Image: The Oragene saliva kits for collecting reliable samples with an all-in-one system for the collection, stabilization and transportation of DNA from saliva (Photo courtesy of DNAGenotek).
The consensus among scientists has been that the Apolipoprotein E (ApoE4) gene is the main marker of Alzheimer's disease and many other dementias, but a new study has added another key player into the mix.
The ApoE gene is instrumental in forming lipoproteins, which are molecules that carry cholesterol and other fats through our bloodstream. ApoE has several slightly different versions, and one of them, called e4, has been strongly associated with the risk of developing Alzheimer's disease. Moreover, the ApoE4 gene is linked to the buildup of amyloid plaque, which is a clumpy protein found in the brain tissue of Alzheimer's patients.
A group of international scientists led by those at the University of Southern California (Los Angeles, CA, USA) interviewed participants once every two years between 1996 and 2012, and another group did so between 2002 and 2012. For the test of immediate recall, the participants were read a list of 10 nouns and were asked to say them back to the interviewer immediately. But for the delayed recall test, the interviewer waited five minutes before asking participants to repeat the list.
The team adjusted the data for age and sex also examined the genetic data from 7,486 American participants and 6,898 European participants. In 2006, the first wave was collected from buccal swabs using the Qiagen Autopure method. In 2008, the second wave was collected using Oragene saliva kits and extraction method. Both waves were genotyped using the HumanOmni2.5-4v1 array.
Overall, the scientists examined 1.2 million genetic variations in the human genome, looking for associations between these gene variations and the results of the memory tests. Only the Translocase of Outer Mitochondrial Membrane 40 (TOMM40) gene was found to be strongly associated with a decline in immediate and delayed recall. The results also showed an association with the "traditional" genetic culprit, ApoE4, but the link was not as strong. Additionally, the analysis revealed that the e3 variant of the ApoE gene was also associated with a low memory score, when found in conjunction with the TOMM40 gene.
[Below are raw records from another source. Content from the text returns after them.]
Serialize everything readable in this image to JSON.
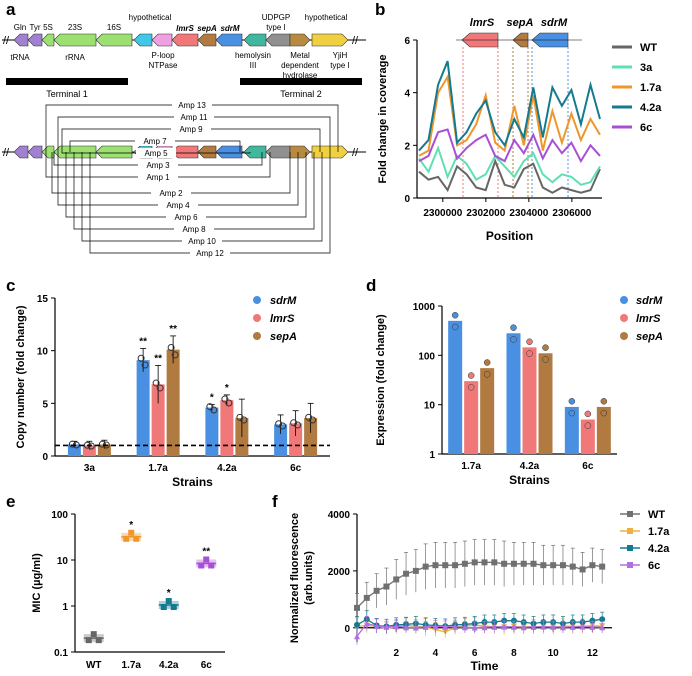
{
  "panel_labels": {
    "a": "a",
    "b": "b",
    "c": "c",
    "d": "d",
    "e": "e",
    "f": "f"
  },
  "colors": {
    "sdrM": "#4a90e2",
    "lmrS": "#f07878",
    "sepA": "#b07a40",
    "WT": "#666666",
    "s3a": "#5ee0b0",
    "s17a": "#f0962a",
    "s42a": "#137a8f",
    "s6c": "#a94fd4",
    "e_WT": "#666666",
    "e_17a": "#f0962a",
    "e_42a": "#137a8f",
    "e_6c": "#a94fd4",
    "f_WT": "#707070",
    "f_17a": "#f0b040",
    "f_42a": "#137a8f",
    "f_6c": "#b070e0"
  },
  "panel_a": {
    "genes_top": [
      "Gln",
      "Tyr",
      "5S",
      "23S",
      "16S",
      "hypothetical",
      "lmrS",
      "sepA",
      "sdrM",
      "UDPGP",
      "type I",
      "hypothetical"
    ],
    "genes_top2": [
      "tRNA",
      "rRNA",
      "P-loop",
      "NTPase",
      "hemolysin",
      "III",
      "Metal",
      "dependent",
      "hydrolase",
      "YjiH",
      "type I"
    ],
    "terminal1": "Terminal 1",
    "terminal2": "Terminal 2",
    "amplicons": [
      "Amp 13",
      "Amp 11",
      "Amp 9",
      "Amp 7",
      "Amp 5",
      "Amp 3",
      "Amp 1",
      "Amp 2",
      "Amp 4",
      "Amp 6",
      "Amp 8",
      "Amp 10",
      "Amp 12"
    ]
  },
  "chart_data": [
    {
      "panel": "b",
      "type": "line",
      "title": "",
      "xlabel": "Position",
      "ylabel": "Fold change in coverage",
      "xlim": [
        2298800,
        2307400
      ],
      "ylim": [
        0,
        6
      ],
      "xticks": [
        "2300000",
        "2302000",
        "2304000",
        "2306000"
      ],
      "yticks": [
        "0",
        "2",
        "4",
        "6"
      ],
      "gene_labels": [
        "lmrS",
        "sepA",
        "sdrM"
      ],
      "series": [
        {
          "name": "WT",
          "color_key": "WT",
          "values": [
            1.0,
            0.7,
            0.8,
            0.3,
            1.2,
            0.9,
            0.4,
            0.3,
            1.4,
            0.5,
            0.4,
            1.1,
            1.3,
            0.4,
            0.2,
            0.4,
            0.3,
            0.2,
            0.3,
            1.1
          ]
        },
        {
          "name": "3a",
          "color_key": "s3a",
          "values": [
            1.5,
            1.0,
            1.9,
            0.8,
            1.6,
            1.3,
            0.7,
            0.9,
            1.6,
            1.2,
            0.8,
            1.4,
            1.7,
            0.9,
            0.6,
            0.9,
            0.8,
            0.5,
            0.6,
            1.2
          ]
        },
        {
          "name": "1.7a",
          "color_key": "s17a",
          "values": [
            1.6,
            1.8,
            4.0,
            4.6,
            2.0,
            2.2,
            2.8,
            3.9,
            2.1,
            1.8,
            3.5,
            2.0,
            3.9,
            1.8,
            3.3,
            2.1,
            3.2,
            2.2,
            3.0,
            2.4
          ]
        },
        {
          "name": "4.2a",
          "color_key": "s42a",
          "values": [
            1.8,
            2.2,
            4.3,
            5.2,
            2.1,
            2.5,
            3.2,
            3.7,
            2.5,
            2.0,
            3.0,
            2.3,
            4.2,
            2.3,
            4.2,
            3.5,
            4.1,
            2.8,
            4.3,
            3.0
          ]
        },
        {
          "name": "6c",
          "color_key": "s6c",
          "values": [
            1.4,
            1.6,
            2.5,
            2.6,
            1.5,
            1.9,
            2.2,
            2.4,
            1.6,
            1.4,
            2.2,
            1.7,
            2.4,
            1.5,
            2.2,
            1.7,
            2.1,
            1.4,
            2.0,
            1.6
          ]
        }
      ]
    },
    {
      "panel": "c",
      "type": "bar",
      "xlabel": "Strains",
      "ylabel": "Copy number (fold change)",
      "ylim": [
        0,
        15
      ],
      "yticks": [
        "0",
        "5",
        "10",
        "15"
      ],
      "categories": [
        "3a",
        "1.7a",
        "4.2a",
        "6c"
      ],
      "series": [
        {
          "name": "sdrM",
          "color_key": "sdrM",
          "values": [
            1.1,
            9.1,
            4.6,
            3.0
          ],
          "err": [
            0.3,
            1.1,
            0.3,
            0.9
          ],
          "sig": [
            "",
            "**",
            "*",
            ""
          ]
        },
        {
          "name": "lmrS",
          "color_key": "lmrS",
          "values": [
            1.0,
            6.8,
            5.3,
            3.1
          ],
          "err": [
            0.4,
            1.8,
            0.5,
            1.2
          ],
          "sig": [
            "",
            "**",
            "*",
            ""
          ]
        },
        {
          "name": "sepA",
          "color_key": "sepA",
          "values": [
            1.1,
            10.1,
            3.6,
            3.6
          ],
          "err": [
            0.4,
            1.3,
            1.8,
            1.4
          ],
          "sig": [
            "",
            "**",
            "",
            ""
          ]
        }
      ],
      "baseline": 1
    },
    {
      "panel": "d",
      "type": "bar",
      "scale": "log",
      "xlabel": "Strains",
      "ylabel": "Expression (fold change)",
      "ylim": [
        1,
        1000
      ],
      "yticks": [
        "1",
        "10",
        "100",
        "1000"
      ],
      "categories": [
        "1.7a",
        "4.2a",
        "6c"
      ],
      "series": [
        {
          "name": "sdrM",
          "color_key": "sdrM",
          "values": [
            500,
            280,
            9
          ]
        },
        {
          "name": "lmrS",
          "color_key": "lmrS",
          "values": [
            30,
            145,
            5
          ]
        },
        {
          "name": "sepA",
          "color_key": "sepA",
          "values": [
            55,
            110,
            9
          ]
        }
      ]
    },
    {
      "panel": "e",
      "type": "scatter",
      "scale": "log",
      "ylabel": "MIC (µg/ml)",
      "ylim": [
        0.1,
        100
      ],
      "yticks": [
        "0.1",
        "1",
        "10",
        "100"
      ],
      "categories": [
        "WT",
        "1.7a",
        "4.2a",
        "6c"
      ],
      "values": [
        0.2,
        32,
        1.05,
        8.4
      ],
      "sig": [
        "",
        "*",
        "*",
        "**"
      ],
      "color_keys": [
        "e_WT",
        "e_17a",
        "e_42a",
        "e_6c"
      ]
    },
    {
      "panel": "f",
      "type": "line",
      "xlabel": "Time",
      "ylabel": "Normalized fluorescence (arb.units)",
      "xlim": [
        0,
        13
      ],
      "ylim": [
        -500,
        4000
      ],
      "xticks": [
        "2",
        "4",
        "6",
        "8",
        "10",
        "12"
      ],
      "yticks": [
        "0",
        "2000",
        "4000"
      ],
      "x": [
        0,
        0.5,
        1,
        1.5,
        2,
        2.5,
        3,
        3.5,
        4,
        4.5,
        5,
        5.5,
        6,
        6.5,
        7,
        7.5,
        8,
        8.5,
        9,
        9.5,
        10,
        10.5,
        11,
        11.5,
        12,
        12.5
      ],
      "series": [
        {
          "name": "WT",
          "color_key": "f_WT",
          "marker": "square",
          "values": [
            700,
            1050,
            1300,
            1450,
            1700,
            1900,
            2000,
            2150,
            2200,
            2200,
            2200,
            2250,
            2300,
            2300,
            2300,
            2250,
            2250,
            2250,
            2250,
            2200,
            2200,
            2200,
            2150,
            2050,
            2200,
            2150
          ],
          "err": [
            500,
            550,
            600,
            650,
            700,
            750,
            750,
            800,
            800,
            800,
            800,
            800,
            800,
            800,
            800,
            800,
            750,
            750,
            750,
            700,
            700,
            700,
            650,
            600,
            600,
            600
          ]
        },
        {
          "name": "1.7a",
          "color_key": "f_17a",
          "marker": "tri-down",
          "values": [
            50,
            80,
            60,
            -20,
            40,
            100,
            50,
            20,
            -60,
            -150,
            20,
            80,
            100,
            60,
            40,
            20,
            40,
            30,
            40,
            40,
            20,
            60,
            50,
            60,
            70,
            60
          ],
          "err": [
            300,
            250,
            250,
            200,
            250,
            250,
            250,
            300,
            250,
            200,
            250,
            250,
            250,
            250,
            250,
            250,
            250,
            250,
            250,
            250,
            250,
            250,
            250,
            250,
            250,
            250
          ]
        },
        {
          "name": "4.2a",
          "color_key": "f_42a",
          "marker": "hexagon",
          "values": [
            100,
            300,
            80,
            50,
            100,
            120,
            150,
            100,
            80,
            60,
            100,
            120,
            150,
            200,
            200,
            250,
            250,
            200,
            150,
            200,
            200,
            150,
            200,
            200,
            250,
            300
          ],
          "err": [
            300,
            300,
            250,
            250,
            250,
            250,
            250,
            250,
            250,
            250,
            250,
            250,
            250,
            250,
            250,
            250,
            250,
            250,
            250,
            250,
            250,
            250,
            250,
            250,
            250,
            250
          ]
        },
        {
          "name": "6c",
          "color_key": "f_6c",
          "marker": "tri-up",
          "values": [
            -300,
            150,
            60,
            30,
            50,
            20,
            10,
            30,
            50,
            40,
            30,
            20,
            10,
            20,
            30,
            40,
            30,
            20,
            30,
            40,
            30,
            20,
            30,
            40,
            30,
            20
          ],
          "err": [
            300,
            250,
            250,
            200,
            200,
            200,
            200,
            200,
            200,
            200,
            200,
            200,
            200,
            200,
            200,
            200,
            200,
            200,
            200,
            200,
            200,
            200,
            200,
            200,
            200,
            200
          ]
        }
      ]
    }
  ]
}
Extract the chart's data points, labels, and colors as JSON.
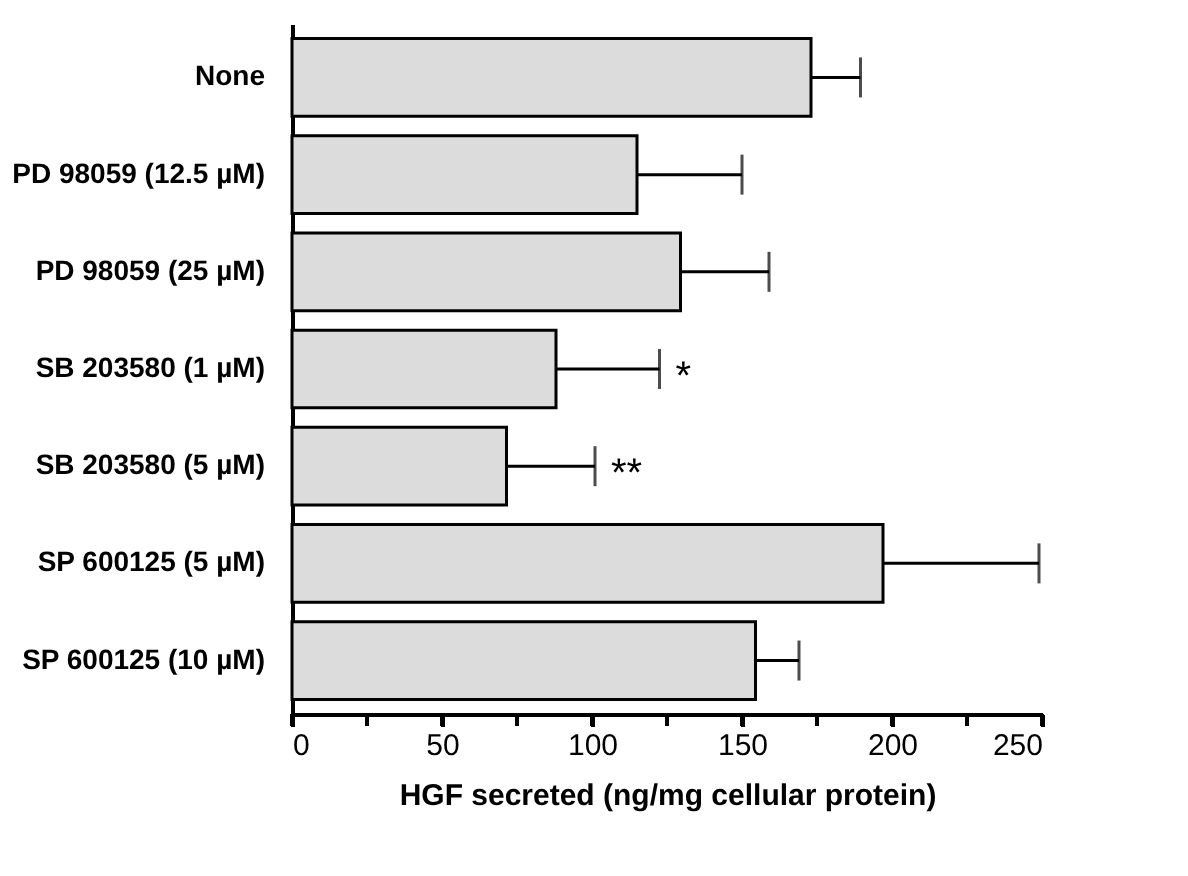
{
  "chart_data": {
    "type": "bar",
    "orientation": "horizontal",
    "xlabel": "HGF secreted (ng/mg cellular protein)",
    "categories": [
      "None",
      "PD 98059 (12.5 µM)",
      "PD 98059 (25 µM)",
      "SB 203580 (1 µM)",
      "SB 203580 (5 µM)",
      "SP 600125 (5 µM)",
      "SP 600125 (10 µM)"
    ],
    "values": [
      173,
      115,
      129.5,
      88,
      71.5,
      197,
      154.5
    ],
    "errors": [
      [
        173,
        189.5
      ],
      [
        115,
        150
      ],
      [
        129.5,
        159
      ],
      [
        88,
        122.5
      ],
      [
        71.5,
        101
      ],
      [
        197,
        249
      ],
      [
        154.5,
        169
      ]
    ],
    "color": "#dcdcdc",
    "xlim": [
      0,
      250
    ],
    "xticks": [
      0,
      {
        "value": 25,
        "label": null
      },
      50,
      {
        "value": 75,
        "label": null
      },
      100,
      {
        "value": 125,
        "label": null
      },
      150,
      {
        "value": 175,
        "label": null
      },
      200,
      {
        "value": 225,
        "label": null
      },
      250
    ],
    "annotations": [
      {
        "text": "*",
        "x": 122.5,
        "y": "SB 203580 (1 µM)"
      },
      {
        "text": "**",
        "x": 101,
        "y": "SB 203580 (5 µM)"
      }
    ]
  }
}
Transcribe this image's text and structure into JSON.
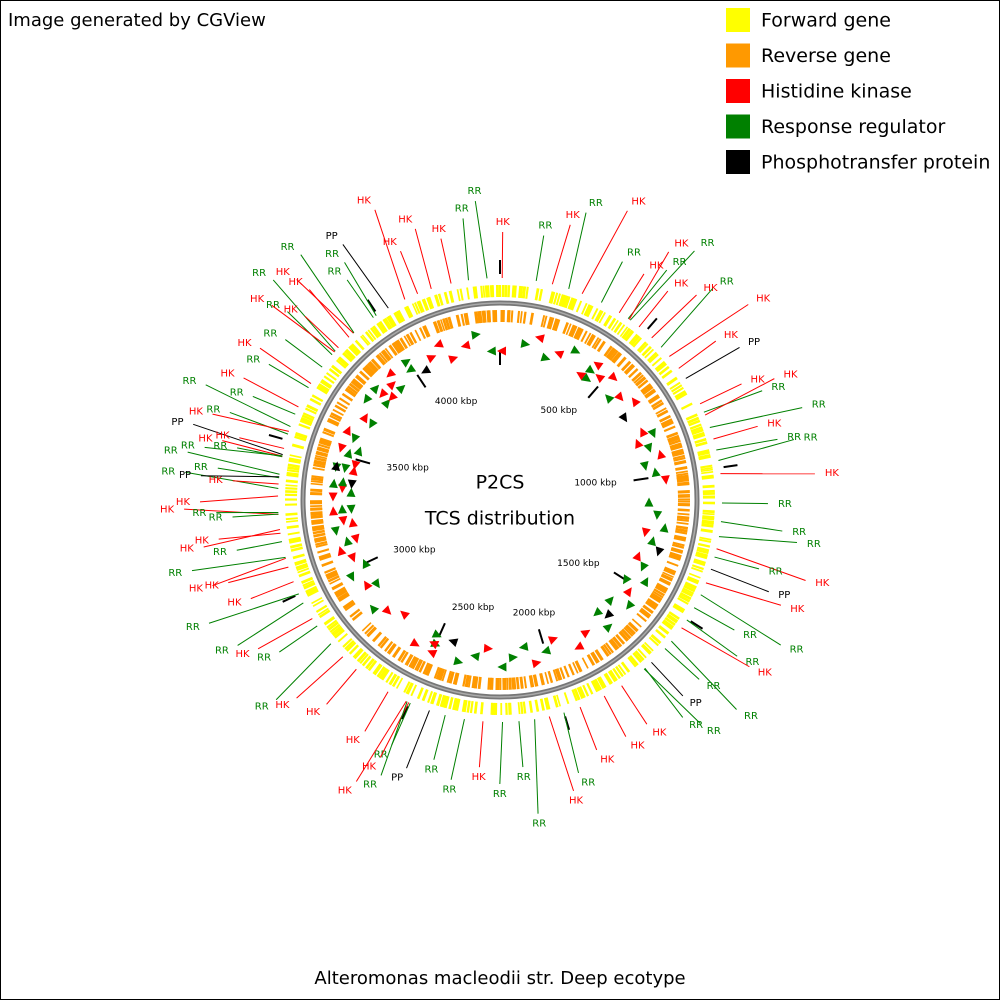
{
  "header": {
    "credit": "Image generated by CGView"
  },
  "legend": [
    {
      "label": "Forward gene",
      "color": "#ffff00"
    },
    {
      "label": "Reverse gene",
      "color": "#ff9900"
    },
    {
      "label": "Histidine kinase",
      "color": "#ff0000",
      "tag": "HK",
      "positions_kbp": [
        7,
        167,
        266,
        398,
        436,
        475,
        528,
        609,
        657,
        788,
        827,
        907,
        1019,
        1258,
        1371,
        1533,
        1798,
        1862,
        1946,
        2048,
        2259,
        2502,
        2511,
        2576,
        2699,
        2757,
        2912,
        3043,
        3092,
        3121,
        3202,
        3214,
        3262,
        3320,
        3358,
        3447,
        3472,
        3528,
        3611,
        3695,
        3820,
        3838,
        3885,
        3904,
        4099,
        4143,
        4189,
        4254
      ]
    },
    {
      "label": "Response regulator",
      "color": "#008000",
      "tag": "RR",
      "positions_kbp": [
        115,
        221,
        333,
        432,
        440,
        570,
        817,
        869,
        943,
        977,
        1112,
        1171,
        1219,
        1285,
        1412,
        1458,
        1503,
        1586,
        1617,
        1706,
        1709,
        2000,
        2095,
        2145,
        2197,
        2318,
        2380,
        2497,
        2508,
        2813,
        2884,
        2969,
        3001,
        3124,
        3175,
        3263,
        3268,
        3344,
        3378,
        3389,
        3445,
        3448,
        3519,
        3544,
        3586,
        3680,
        3758,
        3808,
        3823,
        3906,
        3984,
        3995,
        4310,
        4369
      ]
    },
    {
      "label": "Phosphotransfer protein",
      "color": "#000000",
      "tag": "PP",
      "positions_kbp": [
        696,
        1325,
        1678,
        2432,
        3381,
        3452,
        4040
      ]
    }
  ],
  "map": {
    "title": "P2CS",
    "subtitle": "TCS distribution",
    "range_kbp": [
      0,
      4410
    ],
    "ticks": [
      {
        "value": 500,
        "label": "500 kbp"
      },
      {
        "value": 1000,
        "label": "1000 kbp"
      },
      {
        "value": 1500,
        "label": "1500 kbp"
      },
      {
        "value": 2000,
        "label": "2000 kbp"
      },
      {
        "value": 2500,
        "label": "2500 kbp"
      },
      {
        "value": 3000,
        "label": "3000 kbp"
      },
      {
        "value": 3500,
        "label": "3500 kbp"
      },
      {
        "value": 4000,
        "label": "4000 kbp"
      }
    ]
  },
  "footer": "Alteromonas macleodii str. Deep ecotype"
}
Carol A. Prescott, PhD, a professor of Psychology and senior author of the study said, “Our findings indicate that TOMM40 plays a larger role, specifically, in the decline of verbal learning after age 60. Other studies may not have detected the effects of TOMM40. The results from this study provide more evidence that the causes of memory decline are even more complicated than we thought before, and they raise the question of how many findings in other studies have been attributed to ApoE4 that may be due to TOMM40 or a combination of TOMM40 and ApoE4.” The study was published on August 11, 2017, in the journal Public Library of Science ONE.